That method used the simplest of a number of possible routes to tabun.
It started from phosphoryl chloride in a two-stage chemical process,
both stages of which were conducted within the same reactor. Advanced
containment measures were used to protect plant workers from the
tabun, but even they were insufficient to prevent at least ten deaths
and innumerable lesser exposures.

The quantity of ph o sphoryl chloride needed to produce enough tabun
to fill, undiluted, eight of the bombs examined by the UN team would
be about 500 kg. Also needed would be about 120 kg of sodium cyanide,
150 kg of ethyl alcohol and 65 kg of dimethylamine (synthesizable from
ammonia and methyl alcohol). A hundred tons of phosphoryl chloride
could yield sufficient tabun to arm maybe 200 sorties by MiG, Mirage
or Sukhoi aircraft.

ORIGIN OF THE CHEMICAL WEAPONS

The UN report provides only negative evidence of the origin of the
mustard gas sample. The absence in the sample analysed in Sweden and
Switzerland of polysulphides and of more than a trace of sulphur
indicates that it is not of past US-government manufacture, for all US
mustard was made by the Levinstein process from ethylene and mixed
sulphur chlorides. That process is also said to have been the one used
by the USSR. From similar reasoning, British-made mustard, too, can
probably be ruled out, even though substantial stocks were once held
at British depots in the Middle East. For more positive evidence other
sources of information must be used. Over the years since the
mid-1960s quite a lot of information has been published purporting to
describe Iraqi chemical weapons, but much of it is contradictory and
all of it is of a reliability which SIPRI is in no position to judge.
A major caveat must be entered: chemical warfare is such an emotive
subject that it lends itself very readily to campaigns of
disinformation and black propaganda, campaigns which the politics both
of the Gulf War and of the current chemical-weapons negotiations have
unquestionably stimulated to no small degree.

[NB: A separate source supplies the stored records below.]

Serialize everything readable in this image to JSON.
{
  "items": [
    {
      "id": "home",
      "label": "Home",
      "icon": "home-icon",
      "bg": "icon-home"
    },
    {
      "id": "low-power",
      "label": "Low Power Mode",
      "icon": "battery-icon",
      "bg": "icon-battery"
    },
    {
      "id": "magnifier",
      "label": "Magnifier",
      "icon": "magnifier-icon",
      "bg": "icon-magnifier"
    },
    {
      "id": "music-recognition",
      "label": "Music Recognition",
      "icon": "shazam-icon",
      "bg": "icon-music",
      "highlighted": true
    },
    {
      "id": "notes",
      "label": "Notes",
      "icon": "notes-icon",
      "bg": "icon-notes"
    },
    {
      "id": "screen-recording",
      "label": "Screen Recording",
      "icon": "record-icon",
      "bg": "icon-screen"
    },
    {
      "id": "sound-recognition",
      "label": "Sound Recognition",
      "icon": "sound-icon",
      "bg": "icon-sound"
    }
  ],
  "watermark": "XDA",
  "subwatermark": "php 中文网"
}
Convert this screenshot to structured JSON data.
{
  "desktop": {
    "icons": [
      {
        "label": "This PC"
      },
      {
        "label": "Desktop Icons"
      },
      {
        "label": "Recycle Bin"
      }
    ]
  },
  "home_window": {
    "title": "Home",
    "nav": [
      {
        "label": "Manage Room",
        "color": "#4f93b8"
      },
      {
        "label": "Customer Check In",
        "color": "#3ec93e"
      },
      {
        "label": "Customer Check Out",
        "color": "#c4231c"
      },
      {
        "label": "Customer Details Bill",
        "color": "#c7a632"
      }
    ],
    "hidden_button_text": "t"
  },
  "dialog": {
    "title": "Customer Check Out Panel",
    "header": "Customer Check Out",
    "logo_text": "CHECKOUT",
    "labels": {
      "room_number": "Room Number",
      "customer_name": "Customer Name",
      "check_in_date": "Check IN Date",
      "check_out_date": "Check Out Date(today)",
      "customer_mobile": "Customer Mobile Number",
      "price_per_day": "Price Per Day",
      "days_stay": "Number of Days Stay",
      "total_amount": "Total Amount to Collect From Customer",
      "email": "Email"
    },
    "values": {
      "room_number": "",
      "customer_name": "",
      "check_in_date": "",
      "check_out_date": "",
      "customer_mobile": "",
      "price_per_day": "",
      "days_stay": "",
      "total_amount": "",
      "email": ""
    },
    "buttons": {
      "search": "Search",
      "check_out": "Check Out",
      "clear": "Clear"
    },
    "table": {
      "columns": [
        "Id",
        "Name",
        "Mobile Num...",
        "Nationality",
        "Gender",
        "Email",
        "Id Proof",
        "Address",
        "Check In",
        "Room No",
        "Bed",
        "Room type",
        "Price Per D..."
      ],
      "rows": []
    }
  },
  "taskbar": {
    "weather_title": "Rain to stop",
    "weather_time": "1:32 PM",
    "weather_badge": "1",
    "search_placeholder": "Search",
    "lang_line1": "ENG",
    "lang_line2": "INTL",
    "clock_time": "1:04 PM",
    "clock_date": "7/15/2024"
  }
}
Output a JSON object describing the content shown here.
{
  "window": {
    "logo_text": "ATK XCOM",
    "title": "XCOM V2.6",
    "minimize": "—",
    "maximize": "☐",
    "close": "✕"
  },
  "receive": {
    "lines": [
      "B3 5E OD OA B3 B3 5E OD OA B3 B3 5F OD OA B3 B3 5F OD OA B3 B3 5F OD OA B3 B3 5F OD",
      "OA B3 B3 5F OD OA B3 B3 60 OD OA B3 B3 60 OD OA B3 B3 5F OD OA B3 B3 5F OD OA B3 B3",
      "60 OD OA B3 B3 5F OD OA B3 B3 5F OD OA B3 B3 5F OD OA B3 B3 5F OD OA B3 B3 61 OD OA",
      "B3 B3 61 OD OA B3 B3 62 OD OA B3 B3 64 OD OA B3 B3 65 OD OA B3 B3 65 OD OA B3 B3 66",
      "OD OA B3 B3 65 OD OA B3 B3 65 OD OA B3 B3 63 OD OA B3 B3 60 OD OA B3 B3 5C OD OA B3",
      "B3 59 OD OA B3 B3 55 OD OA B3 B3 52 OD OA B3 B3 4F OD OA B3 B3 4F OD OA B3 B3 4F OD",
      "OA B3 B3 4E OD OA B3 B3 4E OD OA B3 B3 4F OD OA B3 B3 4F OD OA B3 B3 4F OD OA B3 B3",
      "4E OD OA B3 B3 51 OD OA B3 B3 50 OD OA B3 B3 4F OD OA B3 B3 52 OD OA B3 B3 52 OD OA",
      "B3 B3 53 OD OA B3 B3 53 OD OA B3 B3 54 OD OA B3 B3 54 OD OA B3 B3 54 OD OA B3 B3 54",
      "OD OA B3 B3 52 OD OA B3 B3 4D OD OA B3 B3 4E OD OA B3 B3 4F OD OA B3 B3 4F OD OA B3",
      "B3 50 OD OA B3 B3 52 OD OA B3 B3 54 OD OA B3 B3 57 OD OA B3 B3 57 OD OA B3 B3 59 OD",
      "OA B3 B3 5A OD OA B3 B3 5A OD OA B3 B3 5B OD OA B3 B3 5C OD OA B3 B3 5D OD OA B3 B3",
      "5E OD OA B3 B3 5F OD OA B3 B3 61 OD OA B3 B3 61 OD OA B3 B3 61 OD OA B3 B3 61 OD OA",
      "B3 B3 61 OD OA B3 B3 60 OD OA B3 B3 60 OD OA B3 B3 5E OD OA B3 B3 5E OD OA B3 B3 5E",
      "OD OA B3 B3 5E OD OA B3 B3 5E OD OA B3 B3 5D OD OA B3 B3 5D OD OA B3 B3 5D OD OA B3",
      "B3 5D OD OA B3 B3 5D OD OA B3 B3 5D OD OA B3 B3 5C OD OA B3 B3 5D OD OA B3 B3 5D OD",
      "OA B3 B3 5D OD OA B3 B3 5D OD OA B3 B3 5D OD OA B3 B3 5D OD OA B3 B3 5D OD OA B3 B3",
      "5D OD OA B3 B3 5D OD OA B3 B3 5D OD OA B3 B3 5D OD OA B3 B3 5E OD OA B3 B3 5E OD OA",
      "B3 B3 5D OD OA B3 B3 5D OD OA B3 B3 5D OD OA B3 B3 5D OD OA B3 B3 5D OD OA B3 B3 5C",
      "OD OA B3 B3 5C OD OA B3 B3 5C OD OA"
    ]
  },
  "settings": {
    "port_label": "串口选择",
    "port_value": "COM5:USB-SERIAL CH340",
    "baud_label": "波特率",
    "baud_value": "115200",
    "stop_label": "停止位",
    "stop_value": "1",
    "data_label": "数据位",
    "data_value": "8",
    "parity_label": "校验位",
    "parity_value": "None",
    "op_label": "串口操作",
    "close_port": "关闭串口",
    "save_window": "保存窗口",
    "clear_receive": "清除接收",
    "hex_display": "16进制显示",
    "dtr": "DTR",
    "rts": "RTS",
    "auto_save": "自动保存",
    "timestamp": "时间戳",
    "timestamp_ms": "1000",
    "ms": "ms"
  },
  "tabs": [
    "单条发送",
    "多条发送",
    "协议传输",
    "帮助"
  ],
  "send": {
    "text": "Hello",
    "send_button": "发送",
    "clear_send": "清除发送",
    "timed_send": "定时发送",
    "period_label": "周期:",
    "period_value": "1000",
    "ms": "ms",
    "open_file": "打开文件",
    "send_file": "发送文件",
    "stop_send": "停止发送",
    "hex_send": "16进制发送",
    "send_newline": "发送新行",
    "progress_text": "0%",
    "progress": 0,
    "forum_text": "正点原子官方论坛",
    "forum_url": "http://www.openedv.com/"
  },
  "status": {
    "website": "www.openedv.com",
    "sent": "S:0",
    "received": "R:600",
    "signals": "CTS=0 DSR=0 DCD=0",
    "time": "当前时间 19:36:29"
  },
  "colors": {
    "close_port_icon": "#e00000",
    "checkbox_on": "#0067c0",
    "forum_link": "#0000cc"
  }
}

We may look first at the nature of the chemical-weapons technology
which Iraq has been reported to have acquired.

In addition to bulk-filled free-fall aircraft bombs, at least two
other categories of chemical munition have reportedly been employed:
artillery shell and air-to-ground rockets. Iranians sent for hospital
treatment in London who were suffering from what must almost certainly
have been mustard-gas burns have attributed their injuries to all
three categories of munition. There is no evidence that mustard-filled
air-to-ground rockets have ever been stockpiled by Western countries.
The rockets whose use was described by one of the Iranians apparently
had submunition warheads, a relatively sophisticated design.

Other agents reported to have been used

Tear gas: In August 1982, US officials were quoted in the press as
being "confident" that the Iraqis did not possess any "deadly chemical
weapons", only tear gas.

Choking gas: Chlorine,the archetypal war gas, is included in at least
one of the lists of Iraqi chemical-warfare agents published this year
by Iranian authorities.

Arsenicals: Iran informed the UN Secretary-General last year that
"compounds containing arsenic" had been used in Iraqi chemical
weapons. Speaking to reporters, one of the Swedish specialists
treating Iranian gas casualties said he thought it probable that the
latter had been exposed to a mixture of mustard gas and lewisite. Such
mixtures were standard munition-fills in the arsenals of Japan, the
USSR and probably other states too during World War II.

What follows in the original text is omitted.